The ISM Non-Manufacturing Index for December was unchanged at 57.2, showing ongoing improvement in the broad non-manufacturing sector. Nine out of ten sub-indexes were above 50, indicating positive conditions in production, new orders and employment, amongst other areas. Out of 15 industries, 12 reported growth in December, including mining, retail trade, finance and insurance and information services. Three industries reported contraction in December. They were public administration, wholesale trade and agriculture. Anecdotal comments were generally positive. Noteworthy in both the ISM-Manufacturing and Non-Manufacturing Indexes for December, the price sub-indexes are increasing, suggesting that inflationary forces are building in the U.S. economy. The pace of inflation will be a key motivator for Federal Reserve interest rate policy this year.
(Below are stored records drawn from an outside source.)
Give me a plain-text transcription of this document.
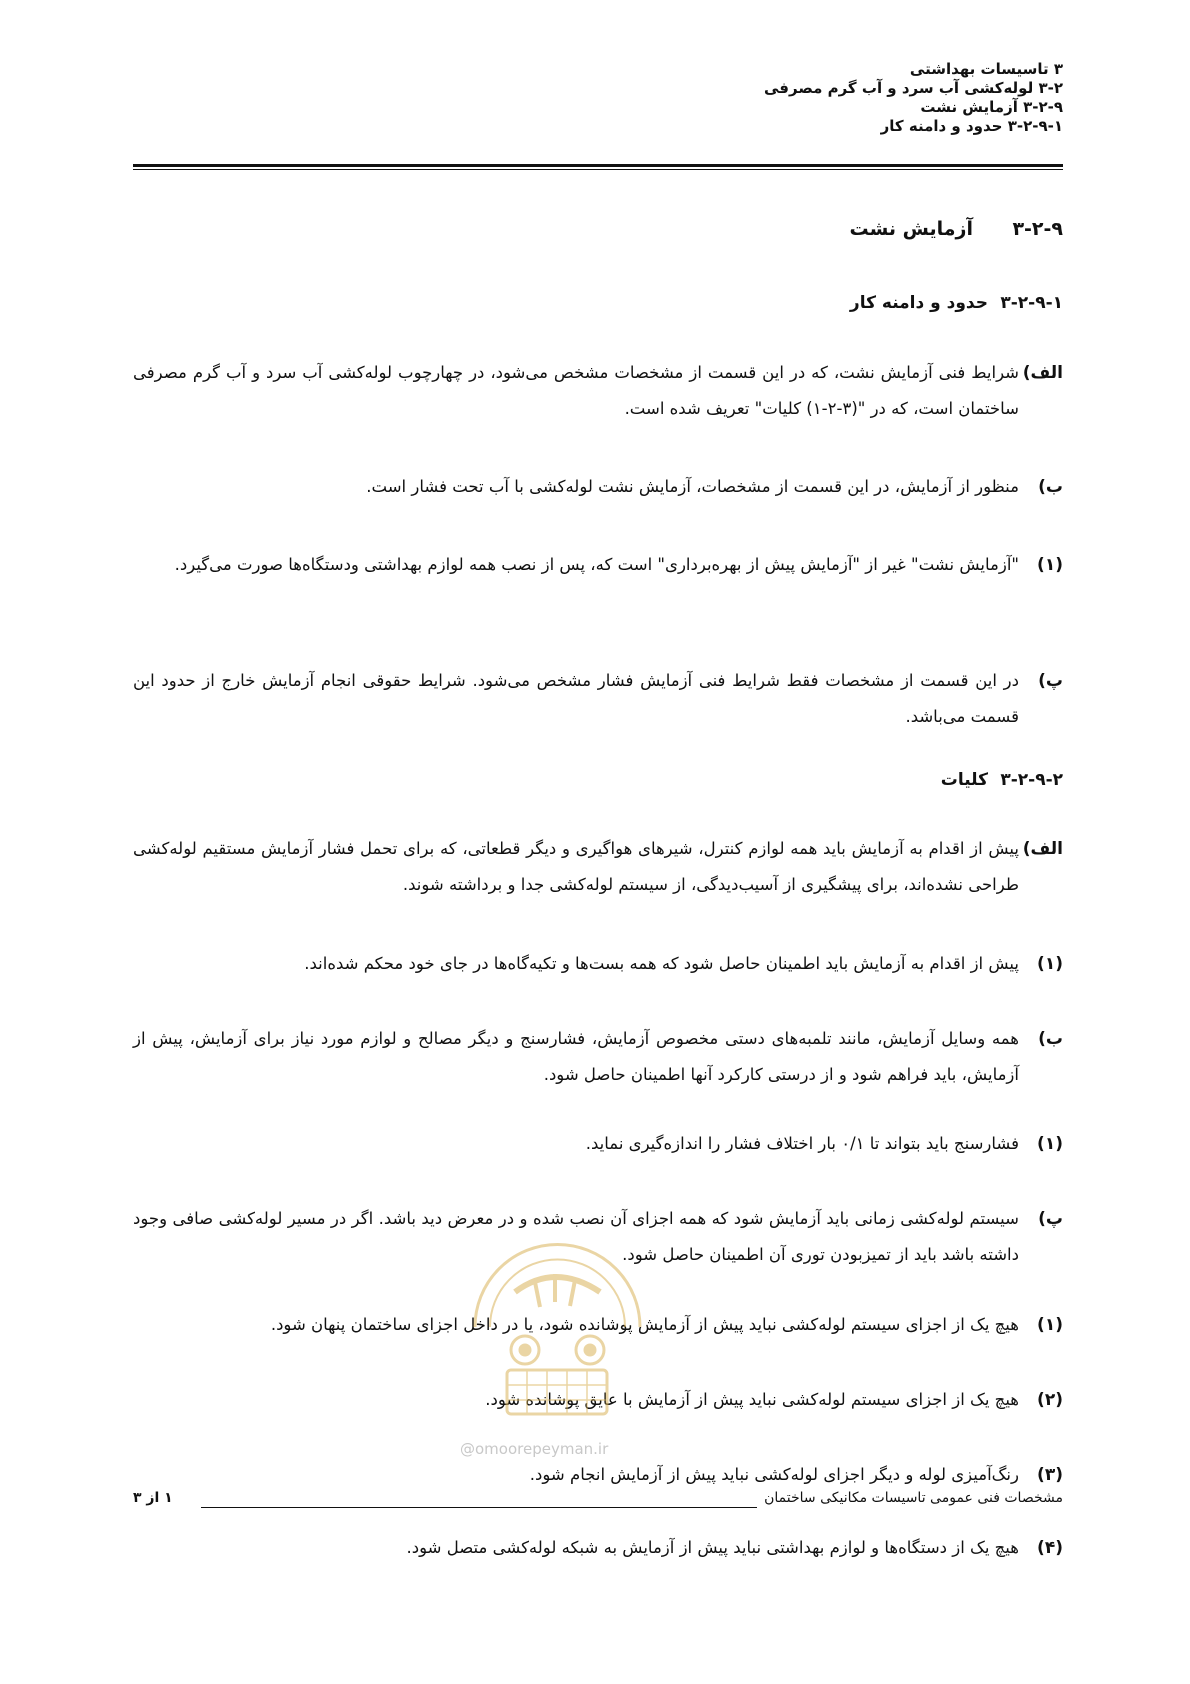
۳ تاسیسات بهداشتی

۳-۲ لوله‌کشی آب سرد و آب گرم مصرفی

۳-۲-۹ آزمایش نشت

۳-۲-۹-۱ حدود و دامنه کار

۳-۲-۹
آزمایش نشت
۳-۲-۹-۱
حدود و دامنه کار
الف)
شرایط فنی آزمایش نشت، که در این قسمت از مشخصات مشخص می‌شود، در چهارچوب لوله‌کشی آب سرد و آب گرم مصرفی ساختمان است، که در "(۳-۲-۱) کلیات" تعریف شده است.
ب)
منظور از آزمایش، در این قسمت از مشخصات، آزمایش نشت لوله‌کشی با آب تحت فشار است.
(۱)
"آزمایش نشت" غیر از "آزمایش پیش از بهره‌برداری" است که، پس از نصب همه لوازم بهداشتی ودستگاه‌ها صورت می‌گیرد.
پ)
در این قسمت از مشخصات فقط شرایط فنی آزمایش فشار مشخص می‌شود. شرایط حقوقی انجام آزمایش خارج از حدود این قسمت می‌باشد.
۳-۲-۹-۲
کلیات
الف)
پیش از اقدام به آزمایش باید همه لوازم کنترل، شیرهای هواگیری و دیگر قطعاتی، که برای تحمل فشار آزمایش مستقیم لوله‌کشی طراحی نشده‌اند، برای پیشگیری از آسیب‌دیدگی، از سیستم لوله‌کشی جدا و برداشته شوند.
(۱)
پیش از اقدام به آزمایش باید اطمینان حاصل شود که همه بست‌ها و تکیه‌گاه‌ها در جای خود محکم شده‌اند.
ب)
همه وسایل آزمایش، مانند تلمبه‌های دستی مخصوص آزمایش، فشارسنج و دیگر مصالح و لوازم مورد نیاز برای آزمایش، پیش از آزمایش، باید فراهم شود و از درستی کارکرد آنها اطمینان حاصل شود.
(۱)
فشارسنج باید بتواند تا ۰/۱ بار اختلاف فشار را اندازه‌گیری نماید.
پ)
سیستم لوله‌کشی زمانی باید آزمایش شود که همه اجزای آن نصب شده و در معرض دید باشد. اگر در مسیر لوله‌کشی صافی وجود داشته باشد باید از تمیزبودن توری آن اطمینان حاصل شود.
(۱)
هیچ یک از اجزای سیستم لوله‌کشی نباید پیش از آزمایش پوشانده شود، یا در داخل اجزای ساختمان پنهان شود.
(۲)
هیچ یک از اجزای سیستم لوله‌کشی نباید پیش از آزمایش با عایق پوشانده شود.
(۳)
رنگ‌آمیزی لوله و دیگر اجزای لوله‌کشی نباید پیش از آزمایش انجام شود.
(۴)
هیچ یک از دستگاه‌ها و لوازم بهداشتی نباید پیش از آزمایش به شبکه لوله‌کشی متصل شود.
@omoorepeyman.ir
مشخصات فنی عمومی تاسیسات مکانیکی ساختمان
۱ از ۳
Even if job growth was not robust in December, consumers felt confident in taking advantage of generous incentives at auto dealers. U.S. auto sales surged in December to an 18.4 million unit sales rate, the best monthly sales rate since July 2005. Strong sales in the fourth quarter pushed total sales for 2016 to 17.54 million units, a new record. We suspect that strong year-end sales will cannibalize sales from early 2017 and we will see a reset in auto sales at the start of this year. We have been bearish on auto sales for 2017, expecting them to gradually ease in a typical late-cycle pattern. However, we can also say that consumer spending on autos as a percentage of disposable income remains low, so consumers have some room to keep buying new wheels if they want to. Initial claims for unemployment insurance fell by 28,000 in the last week of 2016, to hit 235,000. This is an exceptionally low number, indicating that labor market conditions remain tight even as payroll job growth has eased off the robust +200K per month pace of 2014 through 2015. If we get 163,000 net new payroll jobs in December, with no revisions to history, we would end the year averaging 179,000 net new payroll job per month for 2016.
Market Reaction: U.S. equity markets have given up early gains. The yield in 10-Year T-bonds is down to 2.36 percent. NYMEX crude oil is down to $53.02/barrel. Natural gas futures are down to $3.19/mmbtu.